No.1とNo.2であるが、これまでのサンプルに比べると1−2ms長く後燃えしている。またNo.4は今回のサンプル中最も難解な燃料で、写真を見ても分かるように火炎があまりに短く、大半の燃料が未燃で終わっている可能性もある、このような燃料の燃焼性の判定には、火炎写真と熱発生率・熱発生割合の同時評価が必要と思われる。
No.9は前述のBFO−A、NYK−1と同様、アメリカ西海岸の港で補油されスカッフィングを発生させたものである。図のようにこれまでのサンプルに比べて3msほど後燃えが長くなっている。
No.10は南米パラナグア油である。図から分かるようにBFO−Aに匹敵する燃焼性の悪さを示す。火炎発生位置が低いため上窓では火炎は観察できず、下窓の中間に火炎が浮いているように見える。また火炎の消滅は他の燃料に比べて4ms以上遅くなっている。

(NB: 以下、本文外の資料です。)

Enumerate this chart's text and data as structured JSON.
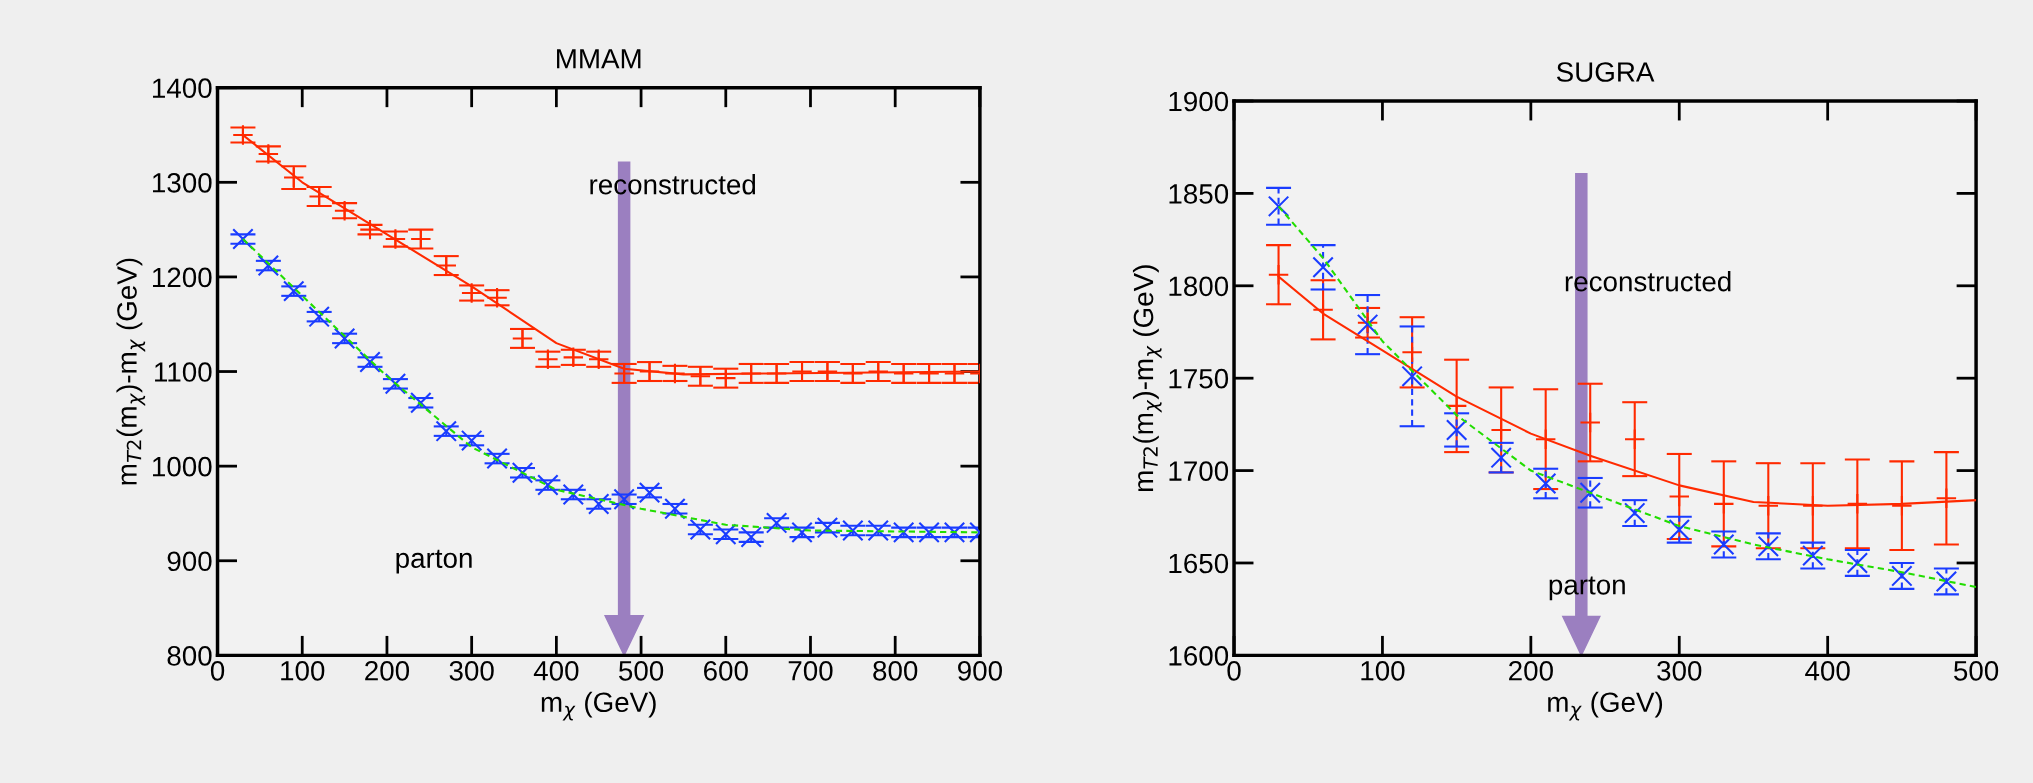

No.11は南アフリカ油である。これもNYK−1に匹敵するような燃焼性の悪さを示す。火炎発生位置がほとんど下窓の上端程度であり、後燃え時の火炎が長くまた微細な火炎は噴射終了後6msでも視認できる。さらに写真には出していないが、この燃料では火炎が消滅した後に火の粉状の発光(噴射終了後さらに40msまでも)が毎回見られた。
以上の結果から、 No.10,No.11を使用した場合は、BFO−A、NYK−1、No.9と同様に燃焼に起因するトラブルが危惧される。